Mozambican civil war commander Afonso Dhlakama on Wednesday vowed fresh attacks against President Armando Guebuza's government forces if they do not retreat from positions close to his remote base camp.

"If he does not withdraw starting today," Dhlakama said, "I will order an attack."

Speaking from his heavily defended bush camp in central Mozambique, the leader of the former rebel group Renamo admitted he ordered a recent attack on a police station that killed four officers.

He said the attack was in response to a raid on Renamo offices that resulted in the arrest of 15 supporters.

"I knew, and I authorised it," Dhlakama said, adding he told supporters to "make war."

It was the latest escalation in a long-running feud between the two men who signed the 1992 Rome General Peace Accords that ended a 15-year war in Mozambique which killed one million people.

Analysts have largely dismissed Dhlakama's threats of a return to civil war as bluster, aimed at regaining some of his significantly depleted political power.

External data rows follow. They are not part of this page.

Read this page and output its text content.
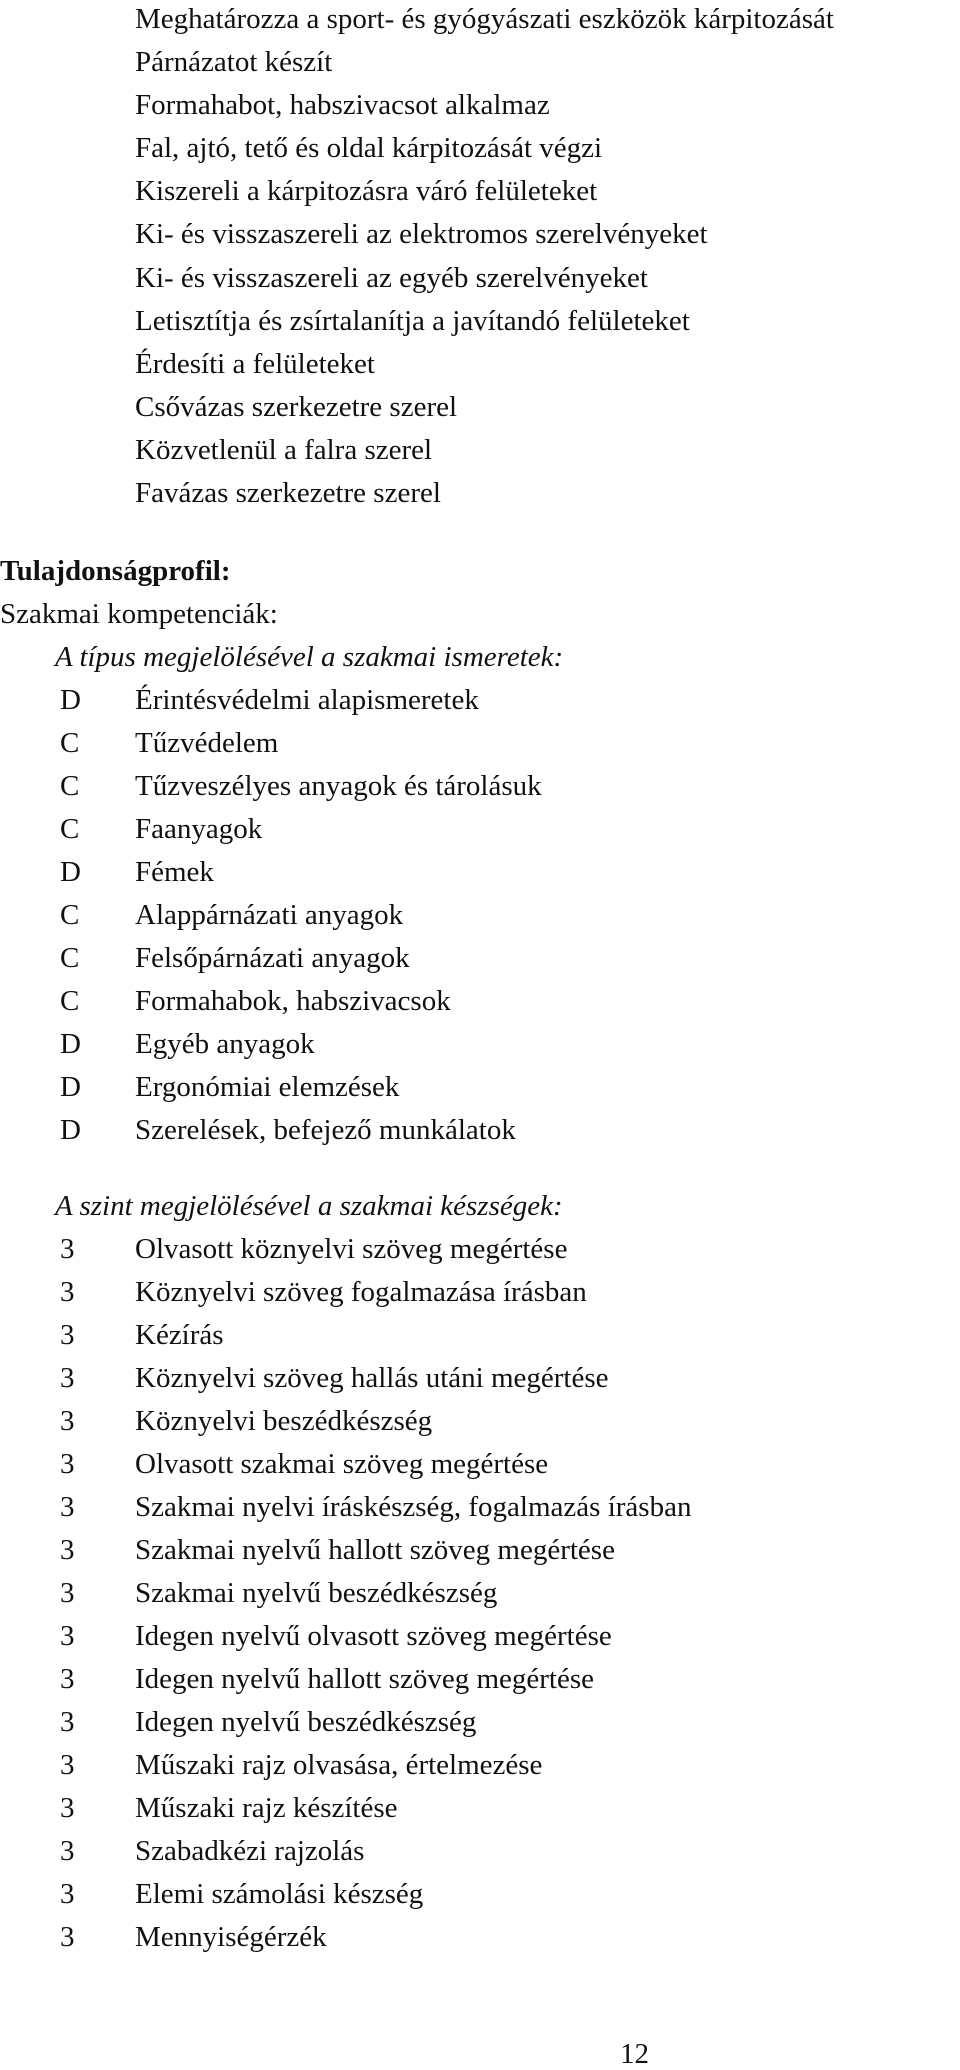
Meghatározza a sport- és gyógyászati eszközök kárpitozását
Párnázatot készít
Formahabot, habszivacsot alkalmaz
Fal, ajtó, tető és oldal kárpitozását végzi
Kiszereli a kárpitozásra váró felületeket
Ki- és visszaszereli az elektromos szerelvényeket
Ki- és visszaszereli az egyéb szerelvényeket
Letisztítja és zsírtalanítja a javítandó felületeket
Érdesíti a felületeket
Csővázas szerkezetre szerel
Közvetlenül a falra szerel
Favázas szerkezetre szerel
Tulajdonságprofil:
Szakmai kompetenciák:
A típus megjelölésével a szakmai ismeretek:
D	Érintésvédelmi alapismeretek
C	Tűzvédelem
C	Tűzveszélyes anyagok és tárolásuk
C	Faanyagok
D	Fémek
C	Alappárnázati anyagok
C	Felsőpárnázati anyagok
C	Formahabok, habszivacsok
D	Egyéb anyagok
D	Ergonómiai elemzések
D	Szerelések, befejező munkálatok
A szint megjelölésével a szakmai készségek:
3	Olvasott köznyelvi szöveg megértése
3	Köznyelvi szöveg fogalmazása írásban
3	Kézírás
3	Köznyelvi szöveg hallás utáni megértése
3	Köznyelvi beszédkészség
3	Olvasott szakmai szöveg megértése
3	Szakmai nyelvi íráskészség, fogalmazás írásban
3	Szakmai nyelvű hallott szöveg megértése
3	Szakmai nyelvű beszédkészség
3	Idegen nyelvű olvasott szöveg megértése
3	Idegen nyelvű hallott szöveg megértése
3	Idegen nyelvű beszédkészség
3	Műszaki rajz olvasása, értelmezése
3	Műszaki rajz készítése
3	Szabadkézi rajzolás
3	Elemi számolási készség
3	Mennyiségérzék
12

In November, Dhlakama told AFP he was willing to "destroy Mozambique" if Renamo did not get a bigger slice of the country's growing wealth.

"We prefer a poor country than to have people eating from our pot," he said.

Recent deadly clashes have raised the spectre that those threats may be realised.

Dhlakama denied responsibility for a weekend attack against civilian vehicles, in which three people died.

Describing the assault as "an accident" he told reporters: "I'm not here to be investigated, I'm not the commander of a battalion, I am a leader, the president."

Dhlakama said he had received an offer of talks from Guebuza three days ago.

But he ruled out face-to-face talks and said there would be no talks at all unless the 15 Renamo men recently arrested were released.

For now there seems to be a tacit ceasefire.

Guebuza "promised to give orders to his men to stop, I promised as well, I gave my word," Dhlakama said.